After freeing her, they hear a noise from the adjacent room where Macleah discovers Jenny hiding behind a wardrobe. Macleah manages to pry open a basement window for their escape, but their plans are interrupted by the arrival of Doug Eben, who has arrived to deliver Jenny her birthday present. Macleah hides in the medical room, observing their interaction. Doug lights candles for Jenny and asks her to play the piano. She hesitantly plays a few keys as Eben stands behind her. He then picks her up, tucks her in, and gives her a long kiss. However, before he can leave the room, he hears a whimper from the medical room. Upon investigating, he confronts Macleah, resulting in a struggle where Macleah sets him on fire as the two young girls escape. Macleah retrieves her gun and shoots Eben until he collapses.

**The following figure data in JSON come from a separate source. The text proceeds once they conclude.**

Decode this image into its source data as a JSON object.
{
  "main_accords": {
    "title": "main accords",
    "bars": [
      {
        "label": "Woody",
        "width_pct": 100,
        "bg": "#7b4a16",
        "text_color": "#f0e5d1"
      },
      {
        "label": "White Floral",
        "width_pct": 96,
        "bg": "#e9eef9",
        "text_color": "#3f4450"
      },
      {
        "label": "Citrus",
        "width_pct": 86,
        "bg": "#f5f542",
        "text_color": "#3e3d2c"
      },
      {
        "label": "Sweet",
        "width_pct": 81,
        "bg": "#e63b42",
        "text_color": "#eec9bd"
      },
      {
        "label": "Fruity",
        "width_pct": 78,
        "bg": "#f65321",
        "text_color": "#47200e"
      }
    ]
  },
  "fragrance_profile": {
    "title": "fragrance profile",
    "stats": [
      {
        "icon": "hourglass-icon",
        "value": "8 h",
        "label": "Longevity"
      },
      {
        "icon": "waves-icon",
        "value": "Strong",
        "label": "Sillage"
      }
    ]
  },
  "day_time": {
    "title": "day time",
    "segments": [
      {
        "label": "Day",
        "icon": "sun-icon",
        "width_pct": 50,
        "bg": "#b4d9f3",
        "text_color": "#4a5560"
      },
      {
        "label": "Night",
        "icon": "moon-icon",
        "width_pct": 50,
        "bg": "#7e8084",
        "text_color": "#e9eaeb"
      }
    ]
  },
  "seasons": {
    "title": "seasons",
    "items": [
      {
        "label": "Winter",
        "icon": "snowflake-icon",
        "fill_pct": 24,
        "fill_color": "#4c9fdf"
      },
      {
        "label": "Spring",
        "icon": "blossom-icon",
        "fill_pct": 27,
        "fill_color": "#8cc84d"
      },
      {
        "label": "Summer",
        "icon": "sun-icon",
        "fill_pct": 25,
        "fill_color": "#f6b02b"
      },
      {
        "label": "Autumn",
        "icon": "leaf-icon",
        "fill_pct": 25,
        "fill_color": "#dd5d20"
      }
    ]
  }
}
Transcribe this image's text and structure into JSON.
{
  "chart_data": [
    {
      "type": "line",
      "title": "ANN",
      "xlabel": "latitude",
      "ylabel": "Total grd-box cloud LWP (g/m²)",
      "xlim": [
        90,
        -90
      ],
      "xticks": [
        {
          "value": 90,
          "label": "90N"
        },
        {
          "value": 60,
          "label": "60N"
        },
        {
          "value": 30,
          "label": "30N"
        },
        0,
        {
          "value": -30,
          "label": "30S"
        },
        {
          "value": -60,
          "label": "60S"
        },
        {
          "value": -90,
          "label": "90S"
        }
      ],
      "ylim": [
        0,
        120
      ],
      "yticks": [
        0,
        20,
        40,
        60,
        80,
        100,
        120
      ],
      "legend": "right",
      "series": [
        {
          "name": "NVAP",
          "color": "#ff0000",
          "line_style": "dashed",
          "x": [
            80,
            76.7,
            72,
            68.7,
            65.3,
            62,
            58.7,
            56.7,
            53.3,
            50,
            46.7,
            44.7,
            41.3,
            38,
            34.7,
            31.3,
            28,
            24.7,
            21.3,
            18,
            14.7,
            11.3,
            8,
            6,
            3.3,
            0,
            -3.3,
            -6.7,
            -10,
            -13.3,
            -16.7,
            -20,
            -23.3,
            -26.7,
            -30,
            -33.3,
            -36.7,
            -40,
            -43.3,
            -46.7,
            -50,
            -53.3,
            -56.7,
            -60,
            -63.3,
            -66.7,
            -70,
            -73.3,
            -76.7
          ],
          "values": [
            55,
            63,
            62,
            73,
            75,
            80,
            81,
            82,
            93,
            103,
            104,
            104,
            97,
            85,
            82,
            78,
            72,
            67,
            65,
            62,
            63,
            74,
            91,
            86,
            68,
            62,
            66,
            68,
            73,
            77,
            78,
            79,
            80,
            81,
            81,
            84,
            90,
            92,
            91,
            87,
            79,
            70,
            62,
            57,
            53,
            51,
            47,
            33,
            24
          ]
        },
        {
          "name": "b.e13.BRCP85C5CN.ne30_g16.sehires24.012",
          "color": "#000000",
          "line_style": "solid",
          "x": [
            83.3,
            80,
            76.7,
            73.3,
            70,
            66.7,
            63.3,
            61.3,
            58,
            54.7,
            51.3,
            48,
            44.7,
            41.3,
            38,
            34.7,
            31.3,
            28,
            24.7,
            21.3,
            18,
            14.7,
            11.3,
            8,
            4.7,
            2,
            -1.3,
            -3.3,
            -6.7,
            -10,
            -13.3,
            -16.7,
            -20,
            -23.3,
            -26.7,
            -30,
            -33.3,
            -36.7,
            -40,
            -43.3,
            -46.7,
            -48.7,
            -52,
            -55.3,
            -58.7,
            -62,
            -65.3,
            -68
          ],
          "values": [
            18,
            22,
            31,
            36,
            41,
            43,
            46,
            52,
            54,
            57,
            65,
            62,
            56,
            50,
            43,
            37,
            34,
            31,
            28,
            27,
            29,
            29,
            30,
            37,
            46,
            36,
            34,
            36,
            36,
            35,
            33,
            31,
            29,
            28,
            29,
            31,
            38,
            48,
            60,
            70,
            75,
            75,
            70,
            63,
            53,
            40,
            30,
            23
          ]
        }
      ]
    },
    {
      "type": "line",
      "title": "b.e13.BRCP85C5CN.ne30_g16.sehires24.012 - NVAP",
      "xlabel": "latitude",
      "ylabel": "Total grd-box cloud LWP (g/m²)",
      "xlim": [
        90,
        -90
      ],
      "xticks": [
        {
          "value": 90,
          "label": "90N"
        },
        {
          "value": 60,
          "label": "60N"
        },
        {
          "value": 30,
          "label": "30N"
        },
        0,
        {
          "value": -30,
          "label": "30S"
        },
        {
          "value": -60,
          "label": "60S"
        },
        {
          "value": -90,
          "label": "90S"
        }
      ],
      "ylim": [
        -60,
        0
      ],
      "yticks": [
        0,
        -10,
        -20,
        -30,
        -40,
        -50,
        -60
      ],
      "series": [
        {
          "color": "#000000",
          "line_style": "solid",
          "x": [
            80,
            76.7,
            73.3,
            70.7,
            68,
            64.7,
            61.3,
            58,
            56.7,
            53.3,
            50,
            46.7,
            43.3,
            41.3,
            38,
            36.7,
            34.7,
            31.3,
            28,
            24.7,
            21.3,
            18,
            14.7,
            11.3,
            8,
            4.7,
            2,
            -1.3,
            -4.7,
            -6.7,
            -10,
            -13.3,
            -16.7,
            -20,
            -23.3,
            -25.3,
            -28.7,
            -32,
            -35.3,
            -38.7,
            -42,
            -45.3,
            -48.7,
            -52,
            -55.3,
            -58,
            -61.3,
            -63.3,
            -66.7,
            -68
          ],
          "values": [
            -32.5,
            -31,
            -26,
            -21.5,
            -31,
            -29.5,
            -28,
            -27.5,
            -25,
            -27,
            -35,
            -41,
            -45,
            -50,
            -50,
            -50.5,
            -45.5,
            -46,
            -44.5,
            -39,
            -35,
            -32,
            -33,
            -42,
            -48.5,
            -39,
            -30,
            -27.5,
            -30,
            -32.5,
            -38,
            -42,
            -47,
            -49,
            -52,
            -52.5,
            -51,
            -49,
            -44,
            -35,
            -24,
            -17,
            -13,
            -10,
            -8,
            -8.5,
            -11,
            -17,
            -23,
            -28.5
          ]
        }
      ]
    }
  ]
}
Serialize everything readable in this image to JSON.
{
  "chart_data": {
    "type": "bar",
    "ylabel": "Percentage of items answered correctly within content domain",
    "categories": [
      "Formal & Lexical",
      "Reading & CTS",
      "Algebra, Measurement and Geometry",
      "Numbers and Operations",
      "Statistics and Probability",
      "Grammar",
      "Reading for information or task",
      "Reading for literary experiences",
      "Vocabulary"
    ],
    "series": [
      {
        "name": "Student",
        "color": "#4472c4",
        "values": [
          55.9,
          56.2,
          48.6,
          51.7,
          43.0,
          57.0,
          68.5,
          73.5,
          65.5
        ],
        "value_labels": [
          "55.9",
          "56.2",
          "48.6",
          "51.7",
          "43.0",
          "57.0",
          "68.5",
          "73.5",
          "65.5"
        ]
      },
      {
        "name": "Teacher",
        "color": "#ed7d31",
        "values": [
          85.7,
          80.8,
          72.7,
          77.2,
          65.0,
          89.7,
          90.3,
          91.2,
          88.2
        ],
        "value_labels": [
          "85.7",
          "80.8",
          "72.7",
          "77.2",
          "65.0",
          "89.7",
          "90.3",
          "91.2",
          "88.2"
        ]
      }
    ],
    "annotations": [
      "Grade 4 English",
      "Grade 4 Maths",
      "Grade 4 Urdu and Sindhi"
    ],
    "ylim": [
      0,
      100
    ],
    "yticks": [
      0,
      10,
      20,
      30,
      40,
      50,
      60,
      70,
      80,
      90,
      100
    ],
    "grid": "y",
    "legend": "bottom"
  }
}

At the end, Captain Swaggert is seen driving Jenny with pinned hands to meet Jordan, who Macleah has discharged from the psychiatric hospital. The twins embrace with tears in their eyes.

==Cast==
- Ally Walker as Audrey Macleah
- Martin Sheen as Captain Swaggert
- Ron Perlman as Dr. Douglas Eben
- Tara Subkoff as Jordan Thomas / Jennifer Lynn Eben
- Robert Knepper as Lt. Jimmy Creedmore
- Scott Lawrence as Sergeant Footman
- John P. Connolly as Sergeant Belvin

==Release==
When the Bough Breaks was released in the United States on June 1, 1994. In the Philippines, the film was released as Slaughter of the Lambs on December 14, 1995.

==Accolades==
The film won the Grand Prix Vidéo at the 1995 Cognac Festival du Film Policier.